Alors que le mot d’ordre est la dématérialisation des services publics, cela pose une sérieuse question d’accès aux droits dans un nombre croissant de secteurs – la sécurité sociale, la recherche d’emploi, les déclarations PAC, pour les agriculteurs, l’orientation universitaire avec Parcoursup –, voire un problème d’accès à la démocratie, puisque même l’organisation du grand débat se fait essentiellement via internet.
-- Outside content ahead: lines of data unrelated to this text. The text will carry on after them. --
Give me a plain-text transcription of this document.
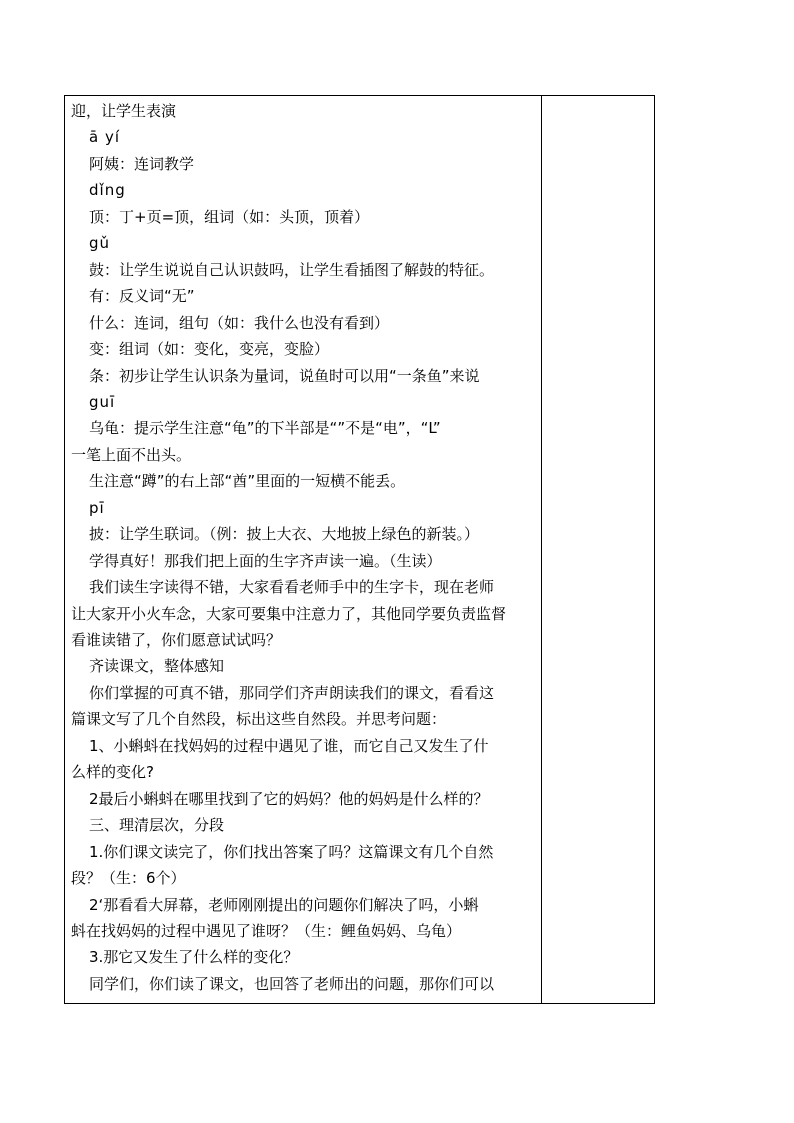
迎，让学生表演
ā yí
阿姨：连词教学
dǐng
顶：丁+页=顶，组词（如：头顶，顶着）
gǔ
鼓：让学生说说自己认识鼓吗，让学生看插图了解鼓的特征。
有：反义词“无”
什么：连词，组句（如：我什么也没有看到）
变：组词（如：变化，变亮，变脸）
条：初步让学生认识条为量词，说鱼时可以用“一条鱼”来说
guī
乌龟：提示学生注意“龟”的下半部是“”不是“电”，“L”
一笔上面不出头。
生注意“蹲”的右上部“酋”里面的一短横不能丢。
pī
披：让学生联词。（例：披上大衣、大地披上绿色的新装。）
学得真好！那我们把上面的生字齐声读一遍。（生读）
我们读生字读得不错，大家看看老师手中的生字卡，现在老师
让大家开小火车念，大家可要集中注意力了，其他同学要负责监督
看谁读错了，你们愿意试试吗？
齐读课文，整体感知
你们掌握的可真不错，那同学们齐声朗读我们的课文，看看这
篇课文写了几个自然段，标出这些自然段。并思考问题：
1、小蝌蚪在找妈妈的过程中遇见了谁，而它自己又发生了什
么样的变化?
2最后小蝌蚪在哪里找到了它的妈妈？他的妈妈是什么样的？
三、理清层次，分段
1.你们课文读完了，你们找出答案了吗？这篇课文有几个自然
段？（生：6个）
2‘那看看大屏幕，老师刚刚提出的问题你们解决了吗，小蝌
蚪在找妈妈的过程中遇见了谁呀？（生：鲤鱼妈妈、乌龟）
3.那它又发生了什么样的变化？
同学们，你们读了课文，也回答了老师出的问题，那你们可以
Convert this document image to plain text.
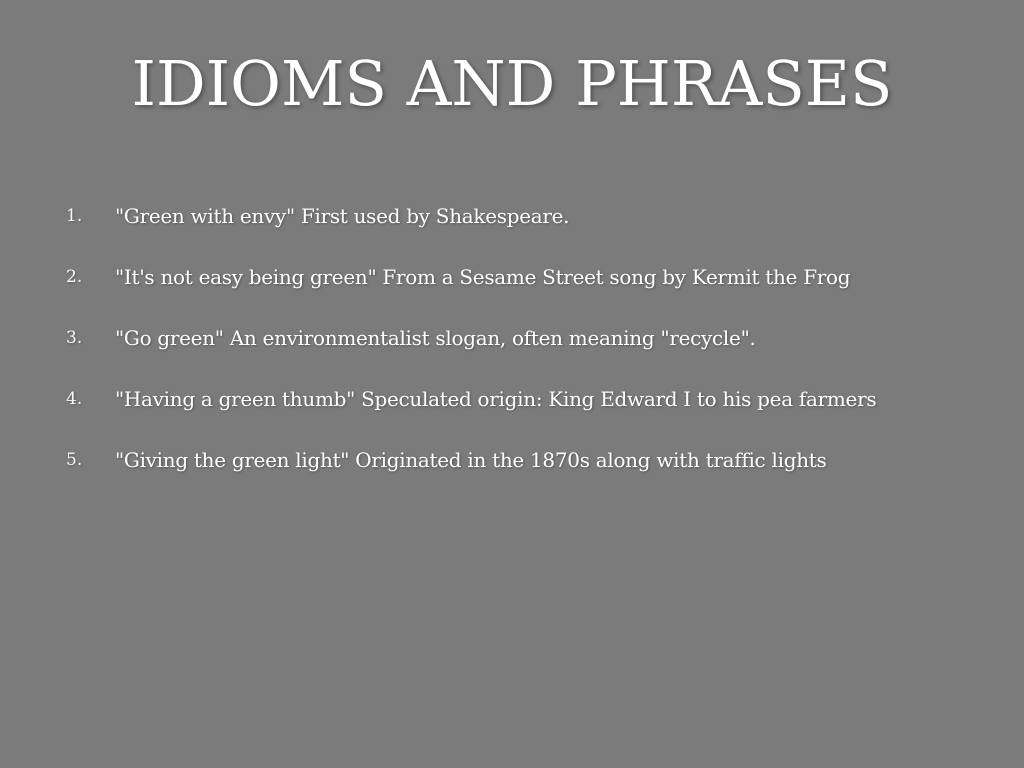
IDIOMS AND PHRASES
1.	"Green with envy" First used by Shakespeare.
2.	"It's not easy being green" From a Sesame Street song by Kermit the Frog
3.	"Go green" An environmentalist slogan, often meaning "recycle".
4.	"Having a green thumb" Speculated origin: King Edward I to his pea farmers
5.	"Giving the green light" Originated in the 1870s along with traffic lights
La réforme de la justice, notamment, est une source d’inquiétude de ce point de vue, puisqu’elle comporte un large volet consacré à la dématérialisation de l’accès à la justice. En remettant en cause l’accès direct au juge, on fait reposer la garantie du respect des droits fondamentaux des citoyens sur le postulat d’un accès universel à l’outil informatique.
À l’heure où l’État tend à s’appuyer de plus en plus sur le numérique pour améliorer l’accès au droit, il doit absolument garantir à chaque individu, dans le même temps, la possibilité de disposer d’un accès à internet et de la capacité à l’utiliser.
Aujourd’hui, force est de constater que les réponses ne sont pas à la hauteur des besoins. Ainsi, le plan pluriannuel de lutte contre la pauvreté prévoyait, certes, des bornes d’accès au droit dans des lieux d’accueil de personnes en grande difficulté, mais pas l’accompagnement nécessaire pour que l’accès à ces bornes soit effectif.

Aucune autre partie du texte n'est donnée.